Analysis of Similarity Measures with WordNet Based and Enhanced Feature Selection in Text Document Clustering

Venkata Nagaraju Thatha, A. Sudhir Babu, D. Haritha

Venkata Nagaraju Thatha, A. Sudhir Babu, D. Haritha

Abstract

In the current scenario, a large amount of text is generated from different resources like digitized libraries and world wide web. With these continuous growing of text, it is necessary to organize the text documents depending on the need of the user. Based on the need text document clustering comes into play. Document clustering partitions the large amount of data into smaller manageable clusters. Traditional approaches use word formsand statistical features to cluster the documents. So, the documents with in a cluster are not conceptually similar to one another. To overcome these problems, we model the document clustering in such a way that documents grouped together based on the similarity of the concepts. For that purpose, Ontology is involved in the document clustering. The proposed model first identifies conferences present in each document.

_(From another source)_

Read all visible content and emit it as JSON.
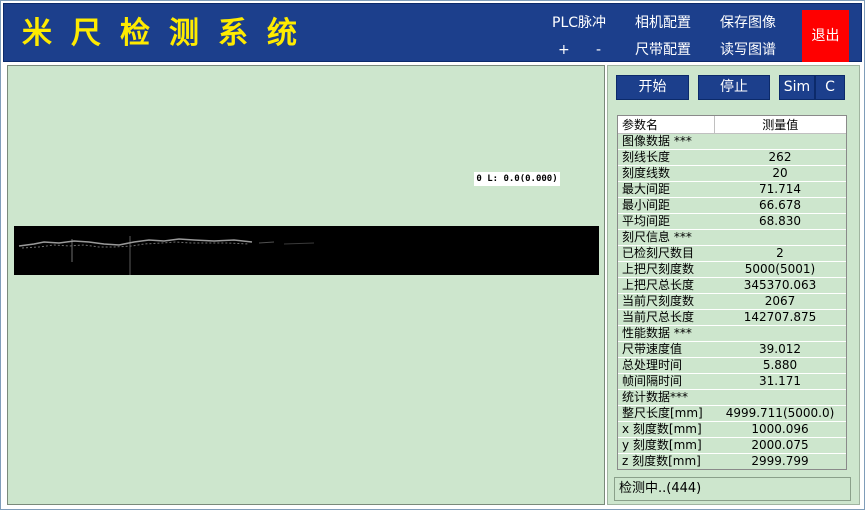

By using Semantic similarity and WordNet the problems of synonymy, polysemy is handled as by identifying suitable meaning of the word based on the condition. In this paper, three most popular similarity measures such as cosine, Jaccard coefficient and Pearson correlation coefficient are compared by using enhanced k- means algorithm in both frequency count and DFS-EM representations of the documents.

Keywords: similarity, DFS-EM, k-means, ontology, WordNet, semantic similarity.